I have quite a basic question about the derivatives. My uncertainty comes mainly from the fact that I don't know how the complex logarithm behaves. Here is the description (this task is not homework!):
Assume I have a (complex) function $f:\mathbb{R}\rightarrow\mathbb{C}$, and I want to find a real, smooth function $\theta$ such that $\tilde{f}:=e^{i\theta}f$ is real, i.e. I just rotate $f$.
Now, my question is: which properties do I have to impose on $f$ and $\tilde{f}$ such that such smooth function $\theta$ exists?
Attempt at the solution:
$\tilde{f}=e^{i\theta}f$
$\log(\tilde{f})=i\theta+i2\pi n+\log(f)$, $n\in\mathbb{Z}$
$i\theta=\log(\tilde{f})-i2\pi n-\log(f)$
$\theta=-2\pi n-i(\log(\tilde{f})-\log(f))$
Now I'm not sure how to proceed from here. $\log(\tilde{f})$ is real but $\log(f)$ is complex. If I want $\theta$ to be smooth then the right hand side also has to be smooth. Which properties does it then imply for $f,\tilde{f}$?

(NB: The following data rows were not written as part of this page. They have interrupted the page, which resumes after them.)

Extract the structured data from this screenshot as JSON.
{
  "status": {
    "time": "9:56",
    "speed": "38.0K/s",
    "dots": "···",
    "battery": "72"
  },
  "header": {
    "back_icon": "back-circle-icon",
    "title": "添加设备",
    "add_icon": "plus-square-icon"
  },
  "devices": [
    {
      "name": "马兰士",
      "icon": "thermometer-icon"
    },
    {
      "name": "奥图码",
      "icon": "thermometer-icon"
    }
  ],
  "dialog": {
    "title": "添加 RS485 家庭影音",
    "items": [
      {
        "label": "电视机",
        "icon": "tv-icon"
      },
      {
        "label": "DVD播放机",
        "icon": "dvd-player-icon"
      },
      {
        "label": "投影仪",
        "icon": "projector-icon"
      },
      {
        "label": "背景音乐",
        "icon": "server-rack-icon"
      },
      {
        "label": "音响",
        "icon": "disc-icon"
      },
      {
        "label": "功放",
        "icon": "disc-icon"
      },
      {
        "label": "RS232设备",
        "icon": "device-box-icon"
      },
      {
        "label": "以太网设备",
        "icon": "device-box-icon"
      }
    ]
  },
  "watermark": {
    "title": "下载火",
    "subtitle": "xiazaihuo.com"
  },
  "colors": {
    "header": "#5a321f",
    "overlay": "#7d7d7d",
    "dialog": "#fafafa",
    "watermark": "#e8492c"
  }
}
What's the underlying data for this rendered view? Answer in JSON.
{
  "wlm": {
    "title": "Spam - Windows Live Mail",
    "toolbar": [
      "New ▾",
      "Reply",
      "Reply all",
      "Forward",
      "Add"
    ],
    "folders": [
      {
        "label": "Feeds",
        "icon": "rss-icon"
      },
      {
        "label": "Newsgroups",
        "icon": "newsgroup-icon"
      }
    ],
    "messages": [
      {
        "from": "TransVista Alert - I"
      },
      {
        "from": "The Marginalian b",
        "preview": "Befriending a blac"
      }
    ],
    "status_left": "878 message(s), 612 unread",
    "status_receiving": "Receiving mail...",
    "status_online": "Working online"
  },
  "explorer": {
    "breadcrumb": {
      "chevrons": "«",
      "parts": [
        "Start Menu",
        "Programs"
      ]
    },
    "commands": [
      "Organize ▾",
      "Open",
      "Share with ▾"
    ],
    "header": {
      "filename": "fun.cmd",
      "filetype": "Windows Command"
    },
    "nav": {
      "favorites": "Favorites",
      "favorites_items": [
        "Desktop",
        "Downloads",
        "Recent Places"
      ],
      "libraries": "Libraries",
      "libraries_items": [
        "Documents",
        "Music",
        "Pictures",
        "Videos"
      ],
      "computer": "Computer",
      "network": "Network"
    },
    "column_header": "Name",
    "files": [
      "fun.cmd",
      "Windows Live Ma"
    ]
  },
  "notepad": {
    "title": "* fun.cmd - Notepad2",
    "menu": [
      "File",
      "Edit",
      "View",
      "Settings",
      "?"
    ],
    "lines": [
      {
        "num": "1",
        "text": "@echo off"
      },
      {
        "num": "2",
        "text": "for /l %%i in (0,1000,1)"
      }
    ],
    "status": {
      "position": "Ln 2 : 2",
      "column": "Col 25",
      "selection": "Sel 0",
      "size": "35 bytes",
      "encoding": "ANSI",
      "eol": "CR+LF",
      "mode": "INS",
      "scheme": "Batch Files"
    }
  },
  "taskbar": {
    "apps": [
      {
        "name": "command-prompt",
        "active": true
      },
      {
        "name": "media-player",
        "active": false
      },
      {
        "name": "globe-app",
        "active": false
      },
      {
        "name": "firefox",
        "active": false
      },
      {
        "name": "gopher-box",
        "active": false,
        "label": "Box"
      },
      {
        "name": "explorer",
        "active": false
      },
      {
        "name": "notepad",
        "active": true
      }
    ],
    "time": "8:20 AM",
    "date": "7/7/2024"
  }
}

Any hint will be appreciated.
The process of constructing an angle function is rather lengthy but the key point is to keep track of how many complete turns we have made around $0$.

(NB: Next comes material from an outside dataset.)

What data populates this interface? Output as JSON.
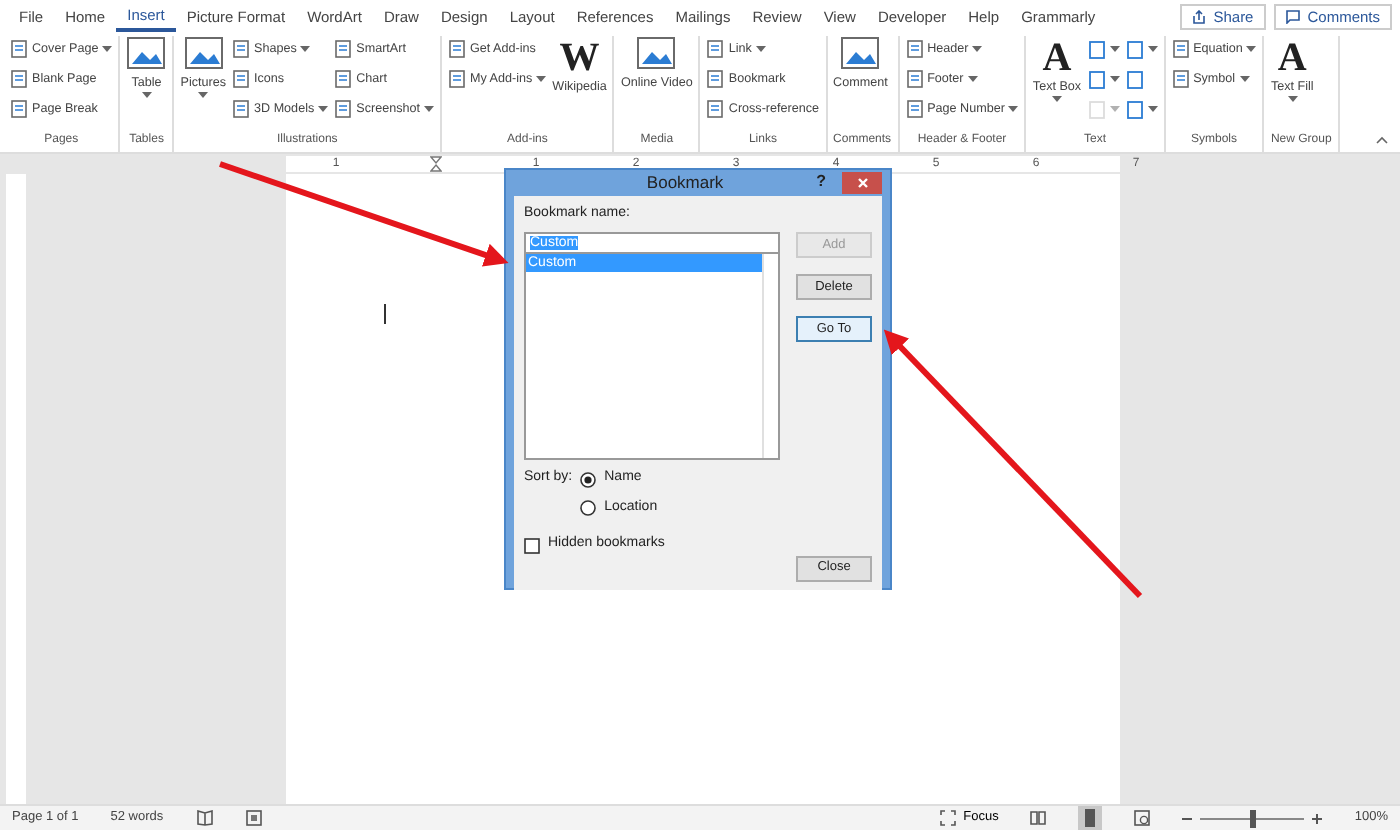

If $F$ is smooth then you can obtain a smooth $\theta$.
But note that you can consider discontinuous functions and still have a smooth $\theta$. For instance $G(t) = F^{it} + \delta_{(0,\infty)}(F(t))$
To construct a smooth angle function from a smooth $F$ It is sufficient to decompose your function $F(t) = r(F(t)) e^{i g(F(t))}= r(F(t)) e^{i h(F(t))}$ where $g(z)$ is the angle measured in counter-clockwise manner beginning at the positive real axis ($g(z) \in[0,2 \pi)$) and $h(z)$ is the angle measured counter-clockwise manner beginning at the negative real axis ($h(z) \in[-\pi,\pi)$).Note that $$g(z) = h(z) + 2 k(z)\pi $$ and that $g\circ F,h \circ F$ are not smooth functions in general ( look at $F(t) = e^{it}$ - Note that $\theta(t) = t$ is smooth)
Note also that $g(z)$ is smooth as long as $z \in \Bbb{C} \setminus \{z \mid\Re(z) <0, \Im(z)=0 \} = A_g$ and that $h(z)$ is smooth as long as $z \in \Bbb{C} \setminus \{z \mid\Re(z) >0, \Im(z)=0 \} = A_h$.
Assume withou loss that $F(0) \in A_g$ So you can consider $\theta(0) = g(F(0))$ as long as $F(0)\in A_g$ but once you "approach" $\{z \mid\Re(z) <0, \Im(z)=0 \}$ you need to consider $\theta(t) = h(F(t)) + 2k(z)\pi $
Hope this helps